Já em Gênesis 2, o homem é criado em primeiro lugar, moldado em argila. Quando Deus (Yahweh) considera que não seria bom o homem ficar sozinho, ele não cria uma mulher, mas os animais. É somente quando o homem não encontra um bom auxiliar entre os bichos que a divindade resolve criar a mulher a partir de um pedaço do homem. A tradução “costela” é debatida, mas isso é pouco importante aqui. Em Gênesis 2, a mulher é o último elemento da criação.
É fácil explicar por que o relato de Gênesis 2 foi o mais acolhido e divulgado pelas tradições religiosas posteriores, sobretudo cristãs: ele reforçava a ideia de uma hierarquia patriarcal entre os gêneros e estabelecia um papel subordinado e secundário para a mulher.
Em muitos casos, as figuras femininas da Bíblia são definidas pelo seu papel reprodutivo para garantir a continuidade da linhagem masculina. A questão da maternidade é central nas histórias de Rebeca, Raquel, Lea e, sobretudo, Sara.
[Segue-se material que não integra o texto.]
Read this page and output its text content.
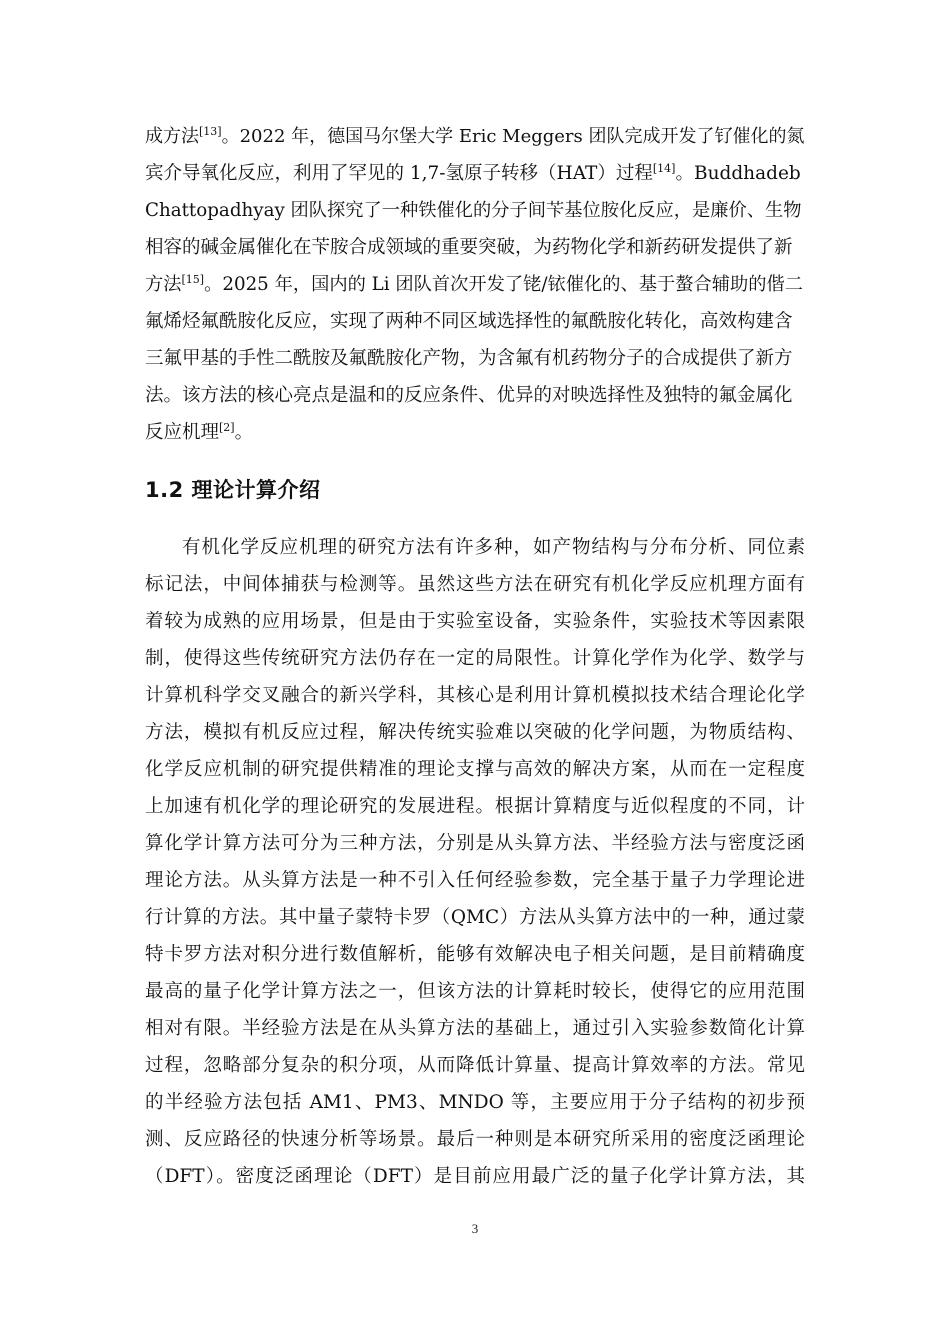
成方法[13]。2022 年，德国马尔堡大学 Eric Meggers 团队完成开发了钌催化的氮
宾介导氧化反应，利用了罕见的 1,7-氢原子转移（HAT）过程[14]。Buddhadeb
Chattopadhyay 团队探究了一种铁催化的分子间苄基位胺化反应，是廉价、生物
相容的碱金属催化在苄胺合成领域的重要突破，为药物化学和新药研发提供了新
方法[15]。2025 年，国内的 Li 团队首次开发了铑/铱催化的、基于螯合辅助的偕二
氟烯烃氟酰胺化反应，实现了两种不同区域选择性的氟酰胺化转化，高效构建含
三氟甲基的手性二酰胺及氟酰胺化产物，为含氟有机药物分子的合成提供了新方
法。该方法的核心亮点是温和的反应条件、优异的对映选择性及独特的氟金属化
反应机理[2]。
1.2 理论计算介绍
有机化学反应机理的研究方法有许多种，如产物结构与分布分析、同位素
标记法，中间体捕获与检测等。虽然这些方法在研究有机化学反应机理方面有
着较为成熟的应用场景，但是由于实验室设备，实验条件，实验技术等因素限
制，使得这些传统研究方法仍存在一定的局限性。计算化学作为化学、数学与
计算机科学交叉融合的新兴学科，其核心是利用计算机模拟技术结合理论化学
方法，模拟有机反应过程，解决传统实验难以突破的化学问题，为物质结构、
化学反应机制的研究提供精准的理论支撑与高效的解决方案，从而在一定程度
上加速有机化学的理论研究的发展进程。根据计算精度与近似程度的不同，计
算化学计算方法可分为三种方法，分别是从头算方法、半经验方法与密度泛函
理论方法。从头算方法是一种不引入任何经验参数，完全基于量子力学理论进
行计算的方法。其中量子蒙特卡罗（QMC）方法从头算方法中的一种，通过蒙
特卡罗方法对积分进行数值解析，能够有效解决电子相关问题，是目前精确度
最高的量子化学计算方法之一，但该方法的计算耗时较长，使得它的应用范围
相对有限。半经验方法是在从头算方法的基础上，通过引入实验参数简化计算
过程，忽略部分复杂的积分项，从而降低计算量、提高计算效率的方法。常见
的半经验方法包括 AM1、PM3、MNDO 等，主要应用于分子结构的初步预
测、反应路径的快速分析等场景。最后一种则是本研究所采用的密度泛函理论
（DFT）。密度泛函理论（DFT）是目前应用最广泛的量子化学计算方法，其
3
Mas outras mulheres se destacam por sua sabedoria e liderança, contradizendo a narrativa predominante na Bíblia de um poder exercido exclusivamente pelos homens. Em Juízes, Débora conduz uma campanha vitoriosa contra os canaanitas. Ester dá mostras de grande astúcia e coragem para salvar o seu povo do extermínio.
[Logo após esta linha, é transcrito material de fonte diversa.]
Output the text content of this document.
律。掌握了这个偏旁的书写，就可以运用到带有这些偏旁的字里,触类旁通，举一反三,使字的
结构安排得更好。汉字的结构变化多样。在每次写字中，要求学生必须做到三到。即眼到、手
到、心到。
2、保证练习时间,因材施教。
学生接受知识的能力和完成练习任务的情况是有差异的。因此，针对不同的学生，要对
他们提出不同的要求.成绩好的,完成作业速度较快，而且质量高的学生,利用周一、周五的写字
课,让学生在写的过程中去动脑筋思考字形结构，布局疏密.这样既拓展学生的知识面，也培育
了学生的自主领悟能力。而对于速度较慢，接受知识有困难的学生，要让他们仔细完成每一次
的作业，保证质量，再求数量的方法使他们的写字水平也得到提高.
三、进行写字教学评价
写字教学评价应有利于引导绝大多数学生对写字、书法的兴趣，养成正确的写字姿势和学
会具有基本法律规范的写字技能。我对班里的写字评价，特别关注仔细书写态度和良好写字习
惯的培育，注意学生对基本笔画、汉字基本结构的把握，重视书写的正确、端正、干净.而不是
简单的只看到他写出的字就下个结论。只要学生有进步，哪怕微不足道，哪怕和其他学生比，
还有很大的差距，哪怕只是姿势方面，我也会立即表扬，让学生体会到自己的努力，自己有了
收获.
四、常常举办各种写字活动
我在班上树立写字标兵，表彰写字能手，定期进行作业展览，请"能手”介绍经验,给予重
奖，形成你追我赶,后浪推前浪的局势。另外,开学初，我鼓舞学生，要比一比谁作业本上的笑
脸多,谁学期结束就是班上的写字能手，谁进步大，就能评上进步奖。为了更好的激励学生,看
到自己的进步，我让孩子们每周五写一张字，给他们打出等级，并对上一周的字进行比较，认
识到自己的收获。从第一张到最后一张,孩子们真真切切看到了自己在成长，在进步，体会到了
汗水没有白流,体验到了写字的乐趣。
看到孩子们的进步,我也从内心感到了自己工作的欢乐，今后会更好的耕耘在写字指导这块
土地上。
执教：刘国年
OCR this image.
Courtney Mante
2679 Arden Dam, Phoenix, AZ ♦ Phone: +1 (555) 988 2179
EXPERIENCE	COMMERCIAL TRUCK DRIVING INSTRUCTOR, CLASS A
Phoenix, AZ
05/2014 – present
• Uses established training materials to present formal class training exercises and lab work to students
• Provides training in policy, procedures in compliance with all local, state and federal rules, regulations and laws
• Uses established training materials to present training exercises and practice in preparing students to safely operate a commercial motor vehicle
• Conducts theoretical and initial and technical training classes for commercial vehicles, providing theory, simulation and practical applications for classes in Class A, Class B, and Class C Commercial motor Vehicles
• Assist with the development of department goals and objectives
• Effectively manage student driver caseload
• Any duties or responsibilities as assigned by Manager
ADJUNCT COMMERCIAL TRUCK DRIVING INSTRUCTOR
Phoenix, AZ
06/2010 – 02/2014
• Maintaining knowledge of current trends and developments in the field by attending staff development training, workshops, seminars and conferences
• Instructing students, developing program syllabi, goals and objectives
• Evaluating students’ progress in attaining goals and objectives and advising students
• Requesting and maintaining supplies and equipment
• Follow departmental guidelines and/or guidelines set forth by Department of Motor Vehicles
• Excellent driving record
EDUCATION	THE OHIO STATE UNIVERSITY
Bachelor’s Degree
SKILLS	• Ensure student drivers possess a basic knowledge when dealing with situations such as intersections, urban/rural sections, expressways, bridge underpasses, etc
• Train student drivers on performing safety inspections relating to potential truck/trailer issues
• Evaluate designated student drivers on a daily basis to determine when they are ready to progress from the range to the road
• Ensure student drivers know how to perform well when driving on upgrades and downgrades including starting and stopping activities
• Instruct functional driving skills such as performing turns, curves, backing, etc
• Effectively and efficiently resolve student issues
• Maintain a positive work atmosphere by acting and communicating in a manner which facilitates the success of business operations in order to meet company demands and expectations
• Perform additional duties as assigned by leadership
Essa imagem ambivalente da mulher na Bíblia hebraica persiste no Novo Testamento.
Os próprios ensinamentos de Jesus foram muitas vezes considerados bastante inclusivos em relação às mulheres e bem à frente de sua época. O reino que ele apregoa não faz distinções de sexo, raça ou posição social. Embora os discípulos sejam todos homens, Maria Madalena é considerada uma seguidora privilegiada de Jesus. Além disso, uma das discussões teológicas mais sofisticadas de Jesus ocorre com uma mulher. E uma mulher samaritana, considerada impura pelos judeus.
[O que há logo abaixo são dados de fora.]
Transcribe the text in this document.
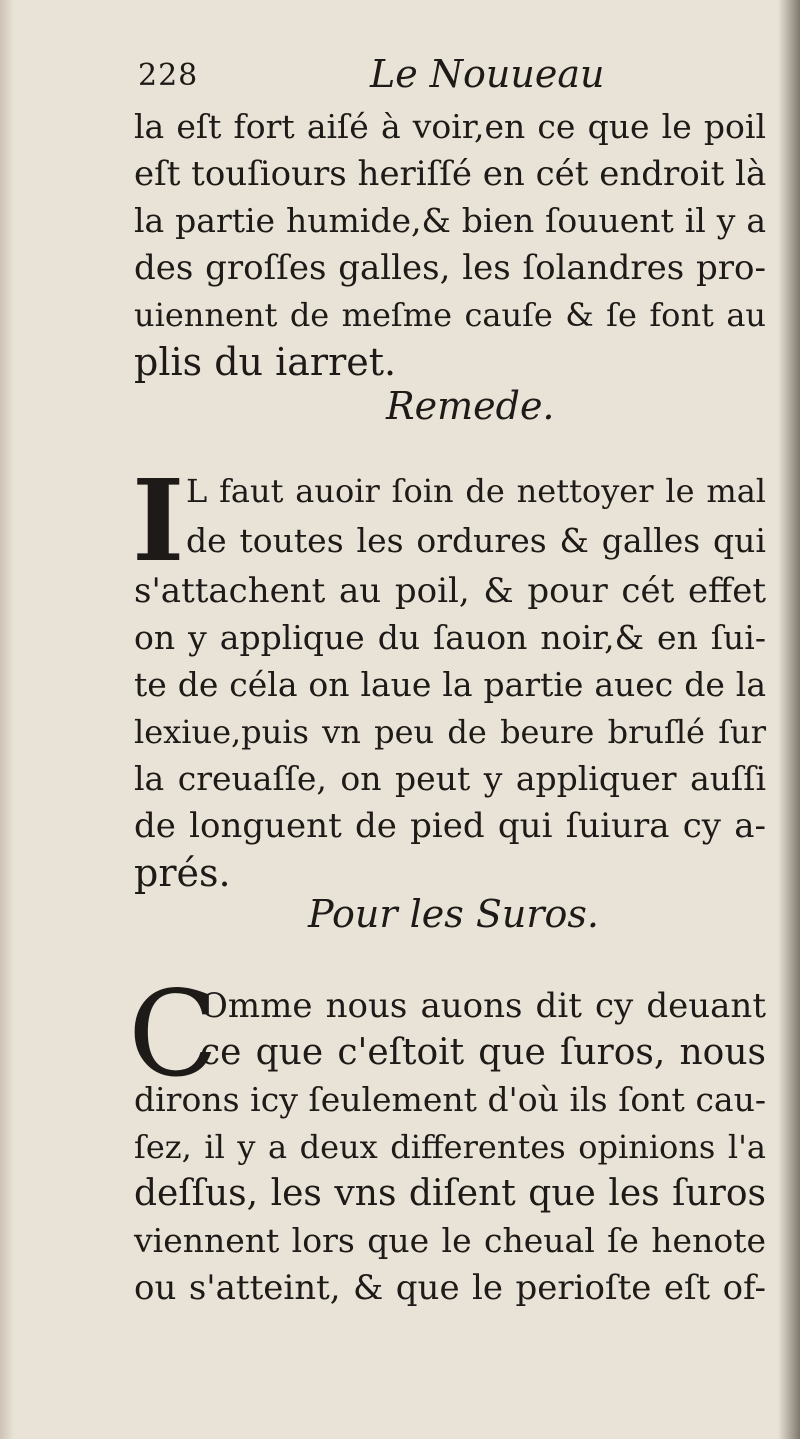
228	Le Nouueau
la eſt fort aiſé à voir,en ce que le poil
eſt touſiours heriſſé en cét endroit là
la partie humide,& bien ſouuent il y a
des groſſes galles, les ſolandres pro-
uiennent de meſme cauſe & ſe font au
plis du iarret.
Remede.
I L faut auoir ſoin de nettoyer le mal
de toutes les ordures & galles qui
s'attachent au poil, & pour cét effet
on y applique du ſauon noir,& en ſui-
te de céla on laue la partie auec de la
lexiue,puis vn peu de beure bruſlé ſur
la creuaſſe, on peut y appliquer auſſi
de longuent de pied qui ſuiura cy a-
prés.
Pour les Suros.
C
Omme nous auons dit cy deuant
ce que c'eſtoit que ſuros, nous
dirons icy ſeulement d'où ils ſont cau-
ſez, il y a deux differentes opinions l'a
deſſus, les vns diſent que les ſuros
viennent lors que le cheual ſe henote
ou s'atteint, & que le perioſte eſt of-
Junto com Maria Madalena, outras mulheres estão entre as principais testemunhas da ressurreição e são as primeiras a anunciá-la aos onze discípulos, que, num primeiro momento, consideram um desvario sem sentido (nenhuma novidade, não é mesmo?).
O Novo Testamento também contém, porém, passagens extremamente depreciativas às mulheres e restrições ao seu papel no desenvolvimento das primeiras igrejas. Os escritos de Paulo estão entre os mais machistas da Bíblia: “que a mulher conserve o silêncio, com toda submissão”; “eu não permito que a mulher domine o homem”. Para Paulo, a mulher é um ser fraco, que caiu em tentação e transgressão, mas que pode ser salva pela maternidade.
Como se vê, a Bíblia dá testemunhos diferentes e até conflitantes sobre a mulher. As pessoas que usam a Bíblia como uma referência para suas vidas – sejam simples fiéis ou líderes religiosos – podem escolher vários caminhos. Qual você está escolhendo?